Otra moda fue cubas no, el vino se añeja en barricas de 220 litros. Ahora vino la moda de cubas sí, las barricas ya fueron. Pero también están sufriendo un embate las piletas de cemento, porque ahora viene la fermentación en una suerte de recipientes de cemento pero con forma de huevo, algo que había descubierto hace 30 años atrás el barón Bertrand de Ladoucette, que los había instalado en la Bodega Terrazas de los Andes.
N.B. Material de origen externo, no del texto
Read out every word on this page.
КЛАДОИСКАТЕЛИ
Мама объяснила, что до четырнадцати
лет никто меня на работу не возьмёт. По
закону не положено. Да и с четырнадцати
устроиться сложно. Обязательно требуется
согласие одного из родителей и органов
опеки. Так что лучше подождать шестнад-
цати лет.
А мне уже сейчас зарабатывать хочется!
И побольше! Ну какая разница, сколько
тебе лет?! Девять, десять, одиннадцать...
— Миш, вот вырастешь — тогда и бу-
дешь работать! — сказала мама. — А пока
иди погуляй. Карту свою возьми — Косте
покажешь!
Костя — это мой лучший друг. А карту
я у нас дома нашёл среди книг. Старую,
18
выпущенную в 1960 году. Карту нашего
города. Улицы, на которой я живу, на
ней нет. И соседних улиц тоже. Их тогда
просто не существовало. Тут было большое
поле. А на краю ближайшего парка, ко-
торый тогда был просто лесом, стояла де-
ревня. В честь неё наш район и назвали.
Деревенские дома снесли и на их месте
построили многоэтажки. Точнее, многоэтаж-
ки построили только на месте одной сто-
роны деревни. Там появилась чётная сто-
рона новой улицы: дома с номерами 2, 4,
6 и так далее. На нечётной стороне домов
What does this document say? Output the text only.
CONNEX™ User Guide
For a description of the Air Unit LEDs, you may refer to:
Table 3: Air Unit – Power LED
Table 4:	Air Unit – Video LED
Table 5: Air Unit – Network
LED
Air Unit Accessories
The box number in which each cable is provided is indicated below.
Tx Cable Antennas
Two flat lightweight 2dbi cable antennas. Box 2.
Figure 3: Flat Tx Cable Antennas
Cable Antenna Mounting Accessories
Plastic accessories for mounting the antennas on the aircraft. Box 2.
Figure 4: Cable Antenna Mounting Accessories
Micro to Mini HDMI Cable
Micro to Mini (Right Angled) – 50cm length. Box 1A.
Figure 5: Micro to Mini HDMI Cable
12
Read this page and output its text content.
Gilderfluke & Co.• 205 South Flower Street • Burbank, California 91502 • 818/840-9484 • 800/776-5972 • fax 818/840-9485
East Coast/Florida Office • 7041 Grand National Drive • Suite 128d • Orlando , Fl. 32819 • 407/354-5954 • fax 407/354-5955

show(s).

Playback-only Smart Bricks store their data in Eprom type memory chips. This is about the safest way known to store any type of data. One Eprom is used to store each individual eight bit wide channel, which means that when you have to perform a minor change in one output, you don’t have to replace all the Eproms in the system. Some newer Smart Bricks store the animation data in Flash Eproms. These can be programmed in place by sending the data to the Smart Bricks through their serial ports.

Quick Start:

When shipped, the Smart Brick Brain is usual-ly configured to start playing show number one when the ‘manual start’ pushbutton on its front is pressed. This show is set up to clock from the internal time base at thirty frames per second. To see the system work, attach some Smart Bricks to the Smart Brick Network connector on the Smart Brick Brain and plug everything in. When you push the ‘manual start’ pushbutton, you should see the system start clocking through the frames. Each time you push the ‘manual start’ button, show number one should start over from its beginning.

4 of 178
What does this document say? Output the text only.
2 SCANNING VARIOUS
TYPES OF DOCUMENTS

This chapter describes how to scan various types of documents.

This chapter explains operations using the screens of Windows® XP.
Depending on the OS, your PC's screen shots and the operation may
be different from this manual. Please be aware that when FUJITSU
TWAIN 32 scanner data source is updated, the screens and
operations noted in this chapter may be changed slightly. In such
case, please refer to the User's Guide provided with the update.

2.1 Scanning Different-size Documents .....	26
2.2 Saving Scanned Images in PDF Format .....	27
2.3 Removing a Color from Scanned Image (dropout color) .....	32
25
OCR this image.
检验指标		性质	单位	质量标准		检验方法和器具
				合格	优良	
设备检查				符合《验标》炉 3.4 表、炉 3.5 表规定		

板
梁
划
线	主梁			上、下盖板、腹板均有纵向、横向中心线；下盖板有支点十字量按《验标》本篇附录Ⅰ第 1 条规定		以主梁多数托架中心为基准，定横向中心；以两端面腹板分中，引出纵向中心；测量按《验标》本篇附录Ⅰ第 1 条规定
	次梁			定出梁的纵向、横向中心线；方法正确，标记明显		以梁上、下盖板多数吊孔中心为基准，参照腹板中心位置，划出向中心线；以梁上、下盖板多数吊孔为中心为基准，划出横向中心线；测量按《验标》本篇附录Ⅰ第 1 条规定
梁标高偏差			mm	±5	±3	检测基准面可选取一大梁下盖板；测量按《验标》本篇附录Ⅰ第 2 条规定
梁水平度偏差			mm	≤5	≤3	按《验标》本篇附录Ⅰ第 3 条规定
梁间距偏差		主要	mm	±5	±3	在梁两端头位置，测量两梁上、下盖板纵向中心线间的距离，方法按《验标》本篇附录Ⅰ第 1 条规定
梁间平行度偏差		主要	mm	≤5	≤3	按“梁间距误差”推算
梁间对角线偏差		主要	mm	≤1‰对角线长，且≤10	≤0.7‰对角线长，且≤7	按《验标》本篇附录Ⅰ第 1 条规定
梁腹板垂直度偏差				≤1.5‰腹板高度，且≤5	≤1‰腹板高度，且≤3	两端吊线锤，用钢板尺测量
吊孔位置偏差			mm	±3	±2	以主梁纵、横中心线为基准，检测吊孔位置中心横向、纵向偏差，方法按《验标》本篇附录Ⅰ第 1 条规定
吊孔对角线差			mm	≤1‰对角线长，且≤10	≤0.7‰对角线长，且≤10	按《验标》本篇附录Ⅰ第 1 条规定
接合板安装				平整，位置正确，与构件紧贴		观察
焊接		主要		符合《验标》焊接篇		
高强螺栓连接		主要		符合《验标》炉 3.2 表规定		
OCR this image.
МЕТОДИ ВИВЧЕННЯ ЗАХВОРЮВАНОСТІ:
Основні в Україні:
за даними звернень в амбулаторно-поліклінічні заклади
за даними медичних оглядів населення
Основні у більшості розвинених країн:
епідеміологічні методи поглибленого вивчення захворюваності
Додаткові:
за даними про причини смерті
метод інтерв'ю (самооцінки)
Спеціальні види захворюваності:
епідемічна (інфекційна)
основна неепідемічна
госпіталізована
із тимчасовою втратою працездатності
Y en este giro vertiginoso, ahora impera la teoría del «terroir«, ese conjunto de factores donde el suelo jugaría un papel protagónico. Los sufridos periodistas cuando visitamos viñedos en Mendoza, no podemos evitar que nos introduzcan en pozos de dos metros de profundidad, llamados calicatas, donde se aprecia el comportamiento radicular de las vides. Así, escenas donde un periodista atildado como Alejandro Iglesias pone en riesgo la blancura de su camisa en medio del polvo de la calicata de turno, al no dudar en introducirse para profundizar sus conocimientos del asunto. De afuera lo suele observar un prudente Joaquín Hidalgo. Mientras un sonriente Fabricio Portelli pareciera justificar su permanente indumentaria negra, porque si se quiere adular al enólogo de turno, ¡hay que meterse en el pozo!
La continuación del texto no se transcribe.